Bagaimana dengan makanan utama? Karena acara berkumpulnya siang hari, saya ingin membuat sliders, yaitu roti lapis berbentuk burger kecil menggunakan french bread yang akan saya buat sendiri dari scratch dengan isian ayam suwir bumbu sereh ala Vietnam dengan acar wortel dan daikon dengan saos garlic and basil aioli. Mungkin lebih tepat makanan ini disebut Bahn Mi slider.

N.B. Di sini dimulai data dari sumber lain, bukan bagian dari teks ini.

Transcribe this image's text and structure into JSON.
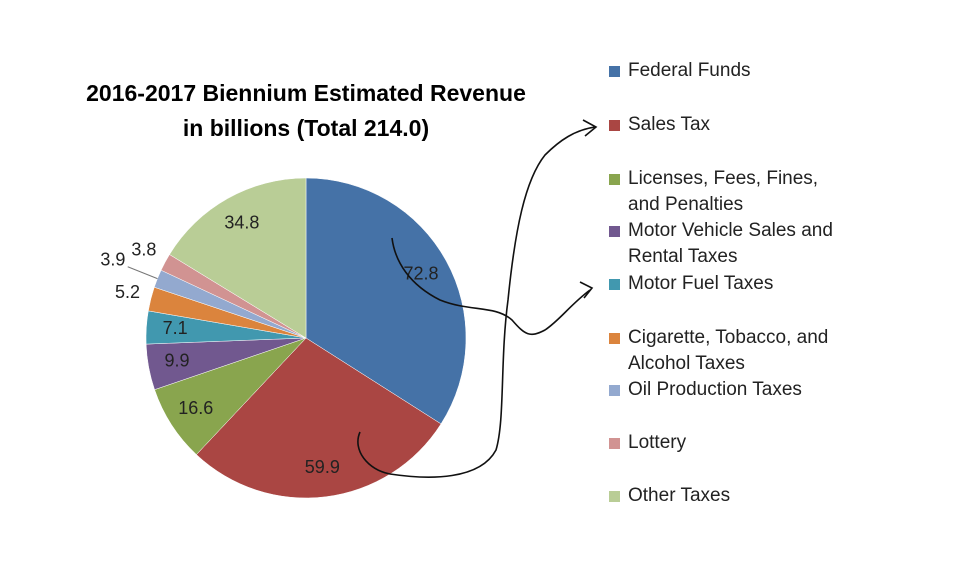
{
  "chart_data": {
    "type": "pie",
    "title": "2016-2017 Biennium Estimated Revenue",
    "subtitle": "in billions (Total 214.0)",
    "categories": [
      "Federal Funds",
      "Sales Tax",
      "Licenses, Fees, Fines, and Penalties",
      "Motor Vehicle Sales and Rental Taxes",
      "Motor Fuel Taxes",
      "Cigarette, Tobacco, and Alcohol Taxes",
      "Oil Production Taxes",
      "Lottery",
      "Other Taxes"
    ],
    "values": [
      72.8,
      59.9,
      16.6,
      9.9,
      7.1,
      5.2,
      3.9,
      3.8,
      34.8
    ],
    "colors": [
      "#4572a7",
      "#aa4643",
      "#89a54e",
      "#71588f",
      "#4198af",
      "#db843d",
      "#93a9cf",
      "#d19392",
      "#b9cd96"
    ],
    "legend": "right"
  }
}
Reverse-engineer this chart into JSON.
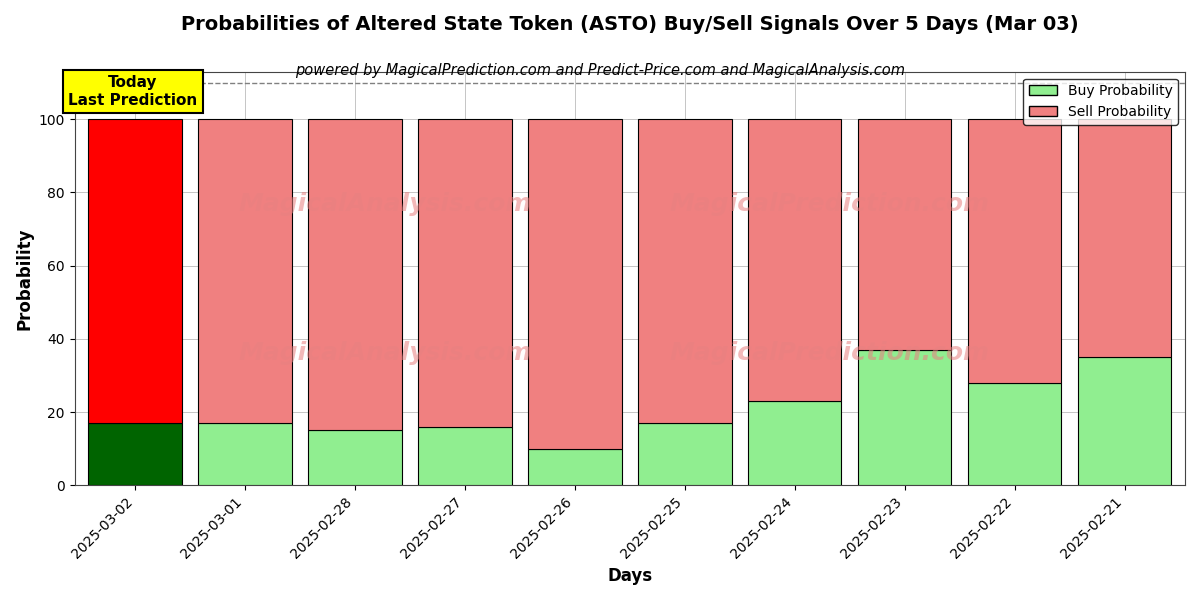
{
  "title": "Probabilities of Altered State Token (ASTO) Buy/Sell Signals Over 5 Days (Mar 03)",
  "subtitle": "powered by MagicalPrediction.com and Predict-Price.com and MagicalAnalysis.com",
  "xlabel": "Days",
  "ylabel": "Probability",
  "watermark_left": "MagicalAnalysis.com",
  "watermark_right": "MagicalPrediction.com",
  "categories": [
    "2025-03-02",
    "2025-03-01",
    "2025-02-28",
    "2025-02-27",
    "2025-02-26",
    "2025-02-25",
    "2025-02-24",
    "2025-02-23",
    "2025-02-22",
    "2025-02-21"
  ],
  "buy_values": [
    17,
    17,
    15,
    16,
    10,
    17,
    23,
    37,
    28,
    35
  ],
  "sell_values": [
    83,
    83,
    85,
    84,
    90,
    83,
    77,
    63,
    72,
    65
  ],
  "today_bar_buy_color": "#006400",
  "today_bar_sell_color": "#FF0000",
  "other_bar_buy_color": "#90EE90",
  "other_bar_sell_color": "#F08080",
  "bar_edge_color": "#000000",
  "today_annotation_bg": "#FFFF00",
  "today_annotation_text": "Today\nLast Prediction",
  "ylim": [
    0,
    113
  ],
  "yticks": [
    0,
    20,
    40,
    60,
    80,
    100
  ],
  "dashed_line_y": 110,
  "legend_buy_label": "Buy Probability",
  "legend_sell_label": "Sell Probability",
  "bar_width": 0.85,
  "background_color": "#ffffff",
  "grid_color": "#bbbbbb",
  "title_fontsize": 14,
  "subtitle_fontsize": 10.5,
  "axis_label_fontsize": 12,
  "tick_fontsize": 10
}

Kalau suka pedas nanti saya akan sediakan sambal sriracha. Teman kantor Nina ada yang tidak makan daging, seafood dan cabe. jadi nanti saya akan membuat slider dengan isian jamur portabella yang akan saya masak dengan menggunakan balsamic vinegar, dan juga dengan carmelized onion. Begitu kira-kira.
Pada intinya kita tidak hidup sendirian. Kelompok sosial seringkali sangat dibutuhkan agar dapat mendukung satu sama lain. Berbagi pengalaman dapat membantu menghadapi masalah, bahkan kebutuhan untuk didengarkan saja sangat berarti bagi mereka yang sedang dihdapkan pada banyak masalah hidup. Jika tidak pun, dengan duduk bersantai, melepas lelah dan bersenda gurau akan dapat saling menghibur, dan melepaskan diri dari rutinias. Ini kegiatan yang sehat selain juga bagi saya merupakan kesempatan menjalankan hobby di dapur hahaha.